My unconditioned shed is covered.
I've a Lowes 5 Gal bucket and a lid, but I use it to mix liquid and such. I like the bucket idea. Though, I wonder if these 30-50 lbs/bag granular stuff would fit in a bucket (also the cost/bucket/bag could add up quickly..  ).

I'm happy to hear that keeping these bags in the shed would be fine for the most part (I think I'll try duct-taping method).

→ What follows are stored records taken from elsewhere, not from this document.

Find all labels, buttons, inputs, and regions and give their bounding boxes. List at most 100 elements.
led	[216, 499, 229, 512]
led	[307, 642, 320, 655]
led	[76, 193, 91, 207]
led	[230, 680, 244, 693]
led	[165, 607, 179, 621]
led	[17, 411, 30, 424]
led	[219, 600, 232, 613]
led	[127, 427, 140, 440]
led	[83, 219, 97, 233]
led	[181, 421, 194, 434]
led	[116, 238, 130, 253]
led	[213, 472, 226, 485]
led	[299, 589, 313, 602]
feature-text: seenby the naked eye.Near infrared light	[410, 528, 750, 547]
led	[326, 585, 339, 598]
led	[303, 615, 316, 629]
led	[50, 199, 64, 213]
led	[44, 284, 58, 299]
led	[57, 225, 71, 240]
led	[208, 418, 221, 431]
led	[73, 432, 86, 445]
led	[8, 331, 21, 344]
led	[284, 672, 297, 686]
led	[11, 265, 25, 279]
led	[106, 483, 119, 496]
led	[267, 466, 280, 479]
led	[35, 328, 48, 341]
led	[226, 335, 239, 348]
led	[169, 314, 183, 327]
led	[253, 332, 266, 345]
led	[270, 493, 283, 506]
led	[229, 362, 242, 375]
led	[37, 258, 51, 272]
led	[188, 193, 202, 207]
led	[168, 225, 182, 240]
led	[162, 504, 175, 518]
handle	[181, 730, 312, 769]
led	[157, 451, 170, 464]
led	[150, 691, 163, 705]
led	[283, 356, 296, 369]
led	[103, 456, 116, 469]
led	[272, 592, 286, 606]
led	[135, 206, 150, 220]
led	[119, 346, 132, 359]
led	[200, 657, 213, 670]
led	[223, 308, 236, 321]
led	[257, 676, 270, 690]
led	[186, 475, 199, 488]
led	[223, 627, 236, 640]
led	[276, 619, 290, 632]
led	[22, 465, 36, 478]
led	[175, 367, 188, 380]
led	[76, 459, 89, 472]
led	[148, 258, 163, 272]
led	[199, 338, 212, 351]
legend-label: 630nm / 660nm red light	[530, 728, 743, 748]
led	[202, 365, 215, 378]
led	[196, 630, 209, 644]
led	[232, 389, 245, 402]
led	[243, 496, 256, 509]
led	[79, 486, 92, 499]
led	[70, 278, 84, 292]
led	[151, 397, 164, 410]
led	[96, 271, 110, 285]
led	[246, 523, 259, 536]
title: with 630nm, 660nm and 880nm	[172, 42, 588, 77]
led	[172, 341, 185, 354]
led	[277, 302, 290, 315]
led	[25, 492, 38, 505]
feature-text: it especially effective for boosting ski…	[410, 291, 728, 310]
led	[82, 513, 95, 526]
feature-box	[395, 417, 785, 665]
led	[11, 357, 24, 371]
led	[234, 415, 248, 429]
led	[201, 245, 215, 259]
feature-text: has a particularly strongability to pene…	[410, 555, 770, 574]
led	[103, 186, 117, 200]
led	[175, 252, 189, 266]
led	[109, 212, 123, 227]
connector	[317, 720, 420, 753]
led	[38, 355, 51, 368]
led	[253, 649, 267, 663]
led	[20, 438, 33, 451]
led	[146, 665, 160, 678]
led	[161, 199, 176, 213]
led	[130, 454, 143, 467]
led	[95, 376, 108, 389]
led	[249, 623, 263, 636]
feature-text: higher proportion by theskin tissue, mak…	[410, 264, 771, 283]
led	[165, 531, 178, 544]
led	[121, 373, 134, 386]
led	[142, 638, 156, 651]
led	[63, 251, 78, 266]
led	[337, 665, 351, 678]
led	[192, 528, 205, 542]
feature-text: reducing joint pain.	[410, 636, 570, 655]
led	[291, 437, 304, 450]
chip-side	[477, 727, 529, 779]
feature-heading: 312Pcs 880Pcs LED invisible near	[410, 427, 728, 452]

Thanks again everyone for your suggestions. :thumbup:


----------



## dfw_pilot (Jan 28, 2017)

This is an old pic, but I felt the small investment in buckets and lids was worth it for the organization and keeping moisture out. I've done the roll/ductape method and been burned.


----------



## Ecks from Tex (Apr 26, 2018)

I use the Hudson Exchange HDPE 5 gal bucket with a Gamma Seal lid bought separately. They are used for food storage and FDA approved, so I figured they were my best bet to keep moisture out. I think each bucket ended up being around $25. I use them for all of my granular preemergents and fertilizers, etc. no problems so far


----------



## kds (Apr 28, 2017)

@dfw_pilot where did you get those labels? Did you get the bag labels online and then blow them up and tape them to the buckets?


----------



## dfw_pilot (Jan 28, 2017)

Yes - printed from the PDF's on the MSDS section of SiteOne. OCD? Of course.


----------



## kds (Apr 28, 2017)

dfw_pilot said:


> OCD? Of course.


No, I like it. I'm stealing it.


----------



## Ware (Jan 28, 2017)

kds said:


> dfw_pilot said:
> 
> 
> > OCD? Of course.
> ...


I like it. I would probably print them on something like these.


----------



## g-man (Jun 15, 2017)

I just place the empty bag inside the bucket and place masking tape with the sharpied name of what's inside.


----------